Liu et al. (2010a) determined the relative susceptibility of all of the disulfide bonds of a human IgG1 to reduction, and found that inter-chain disulfide bridges between the heavy chain (HC) and the light chain (LC) were the most labile, followed by the two HC–HC disulfide bridges of the hinge (the most N-terminal of which was more susceptible than the other). L, CL, VH, and CH1 domains, and finally the CHstep 3 domain, which was most stable to reduction ( Liu et al., 2010a ). They also determined that the LC–HC inter-chain bonds of IgG1? were more labile than those of IgG1? ( Liu et al., 2010a ), a result similar to that found by Montano and Morrison (2002) with IgG2? vs IgG2?. The C-terminus of C? ends in the Cys residue that bridges to the HC, but with C?, the disulfide bridging Cys residue is followed by a Ser residue, which is the C-terminal residue of that chain ( Liu et al., 2011a ). The presence of that Ser residue (or even if changed to an Ala residue) was found to be the cause for the increase in lability of the IgG1? HC–LC disulfide bridge. Deletion of that C-terminal residue increased the stability of the IgG1? HC–LC disulfide bridge ( Liu et al., 2011a ).
Because indexed inside the Chapter nine , human IgG
2 antibodies have the ability to form multiple structural isoforms due to alternative disulfide paring ( Wypych et al., 2008; ; Liu et al., 2008c; Allen et al., 2009; Zhang et al., 2010; Lightle et al., 2010 ) (see Figure 16.3 ). These isoforms are found not only in recombinant IgG2 antibodies, but also in IgG2s isolated from myeloma patients and normal human serum. Thus they are “natural” and an intrinsic property of the human IgG2 isotype, rather than being the product of recombinant DNA manipulations and/or cell culture production ( Wypych et al., 2008 ). The root cause of this alternative disulfide bridging appears to be due mostly to the presence of two extra disulfide bonds in the hinge of IgG2s ( ). The three major isomers have been labeled IgG2-A (i.e. “normal” IgG2 disulfide bridging), IgG2-A/B, and IgG2-B ( Wypych et al., 2008; Lightle et al., 2010 ; see Figure 16.3 ). Additional minor isoforms have also been described, including IgG2-B1 and IgG2B2 ( ), and, more recently IgG2-B3 ( Zhang et al., 2010 ). These isoforms of IgG2 are generated because the Cys residue in the LC can form a disulfide bond with any of the three different Cys residues in the HC, Cys127 (Cys131; EU numbering) of the CH1 domain or Cys232 (Cys219; EU numbering) or Cys233 (Cys220; EU numbering) in the hinge region ( Allen et al., 2009 ).

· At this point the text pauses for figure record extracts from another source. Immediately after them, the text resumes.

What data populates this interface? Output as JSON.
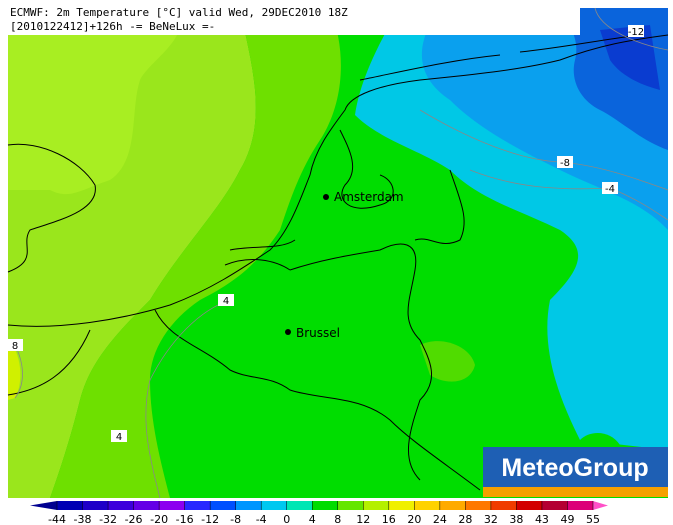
{
  "header": {
    "line1": "ECMWF: 2m Temperature [°C] valid Wed, 29DEC2010 18Z",
    "line2": "[2010122412]+126h -= BeNeLux =-"
  },
  "cities": [
    {
      "name": "Amsterdam"
    },
    {
      "name": "Brussel"
    }
  ],
  "contour_labels": [
    -12,
    -8,
    -4,
    4,
    8,
    4
  ],
  "logo": "MeteoGroup",
  "colorbar": {
    "ticks": [
      -44,
      -38,
      -32,
      -26,
      -20,
      -16,
      -12,
      -8,
      -4,
      0,
      4,
      8,
      12,
      16,
      20,
      24,
      28,
      32,
      38,
      43,
      49,
      55
    ],
    "colors": [
      "#000090",
      "#0000b4",
      "#1e00c8",
      "#3c00dc",
      "#6400e6",
      "#8c00f0",
      "#2828ff",
      "#0050ff",
      "#0096ff",
      "#00c8f0",
      "#00e6b4",
      "#00dc00",
      "#64e600",
      "#b4f000",
      "#f0f000",
      "#ffd200",
      "#ffaa00",
      "#ff7800",
      "#f03c00",
      "#d20000",
      "#b40032",
      "#dc0078",
      "#ff50c8"
    ]
  }
}
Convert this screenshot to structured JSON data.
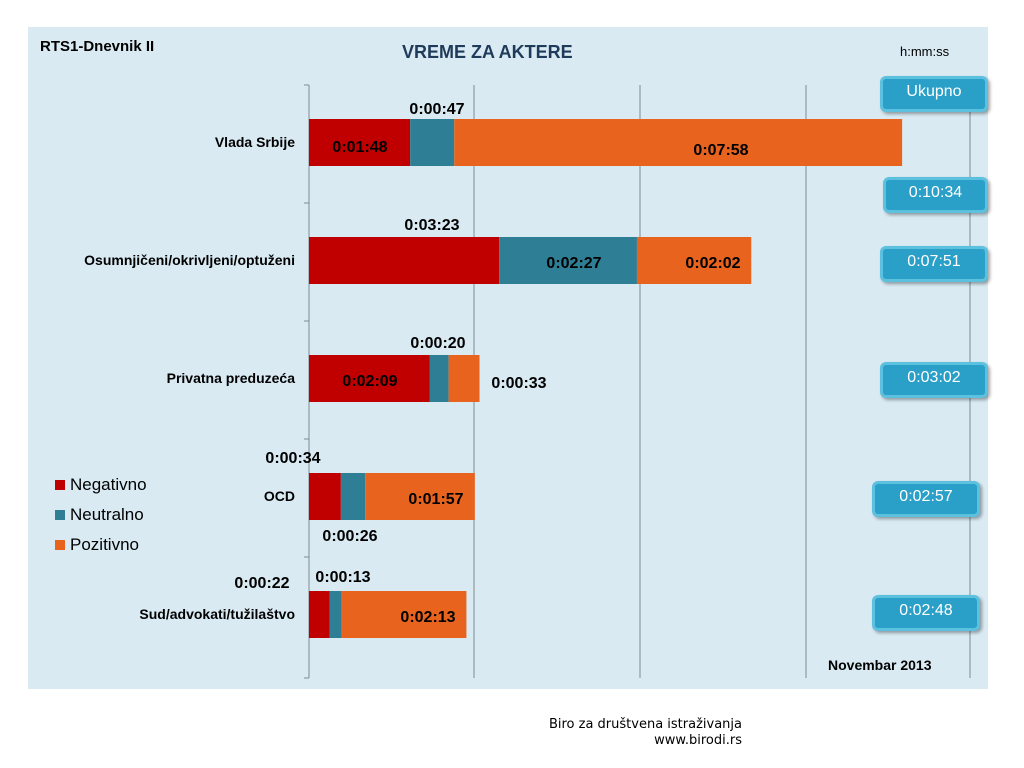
{
  "header": {
    "channel": "RTS1-Dnevnik II",
    "unit": "h:mm:ss",
    "month": "Novembar 2013"
  },
  "footer": {
    "org": "Biro za društvena istraživanja",
    "url": "www.birodi.rs"
  },
  "colors": {
    "negativno": "#c00000",
    "neutralno": "#2e7f95",
    "pozitivno": "#e8641e",
    "panel": "#d9eaf3",
    "box": "#2a9fc7"
  },
  "chart_data": {
    "type": "bar",
    "orientation": "horizontal",
    "stacked": true,
    "title": "VREME ZA AKTERE",
    "unit": "h:mm:ss",
    "categories": [
      "Vlada Srbije",
      "Osumnjičeni/okrivljeni/optuženi",
      "Privatna preduzeća",
      "OCD",
      "Sud/advokati/tužilaštvo"
    ],
    "series": [
      {
        "name": "Negativno",
        "values": [
          "0:01:48",
          "0:03:23",
          "0:02:09",
          "0:00:34",
          "0:00:22"
        ],
        "seconds": [
          108,
          203,
          129,
          34,
          22
        ]
      },
      {
        "name": "Neutralno",
        "values": [
          "0:00:47",
          "0:02:27",
          "0:00:20",
          "0:00:26",
          "0:00:13"
        ],
        "seconds": [
          47,
          147,
          20,
          26,
          13
        ]
      },
      {
        "name": "Pozitivno",
        "values": [
          "0:07:58",
          "0:02:02",
          "0:00:33",
          "0:01:57",
          "0:02:13"
        ],
        "seconds": [
          478,
          122,
          33,
          117,
          133
        ]
      }
    ],
    "totals_label": "Ukupno",
    "totals": [
      "0:10:34",
      "0:07:51",
      "0:03:02",
      "0:02:57",
      "0:02:48"
    ],
    "legend": [
      "Negativno",
      "Neutralno",
      "Pozitivno"
    ],
    "legend_position": "left",
    "grid": true
  }
}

Multiple investigators have demonstrated that the major species of recombinant IgG2 is not the “normal” IgG2-A ( Wypych et al., 2008; c; Zhang et al., 2010 ). Liu et al. (2008b) demonstrated that B cells produce IgG2-A, which is converted relatively rapidly in serum to IgG2-A/B, followed by slower conversion to IgG2-B, prompting the authors to state that the form might be an indicator of the “age” of an IgG2 in serum. Liu et al. (2008c) also demonstrated that the clearance of the different forms of IgG2 were essentially identical. The significance of this is that the different isoforms do not have the same binding activity of functionality. Dillon et al. (2008) compared an IgG1 isotype with the wild-type IgG2 and its various isoforms of an anti-IL-1? MAb. They found that IgG1 had about a threefold greater activity than classical IgG2 (IgG2-A) and its various isoforms, and that the IgG2-B isoform had about a threefold lower affinity and a threefold higher ICfifty than IgG2-A, indicating that there are significant differences in the in vitro biological activity of the various isoforms ( Dillon et al., 2008 ). Allen et al. (2009) generated Cys > Ser mutations of several of the IgG2 Cys residues involved in multiple isoform generation, and showed that the mutant IgG2 molecules were both stable and biologically active.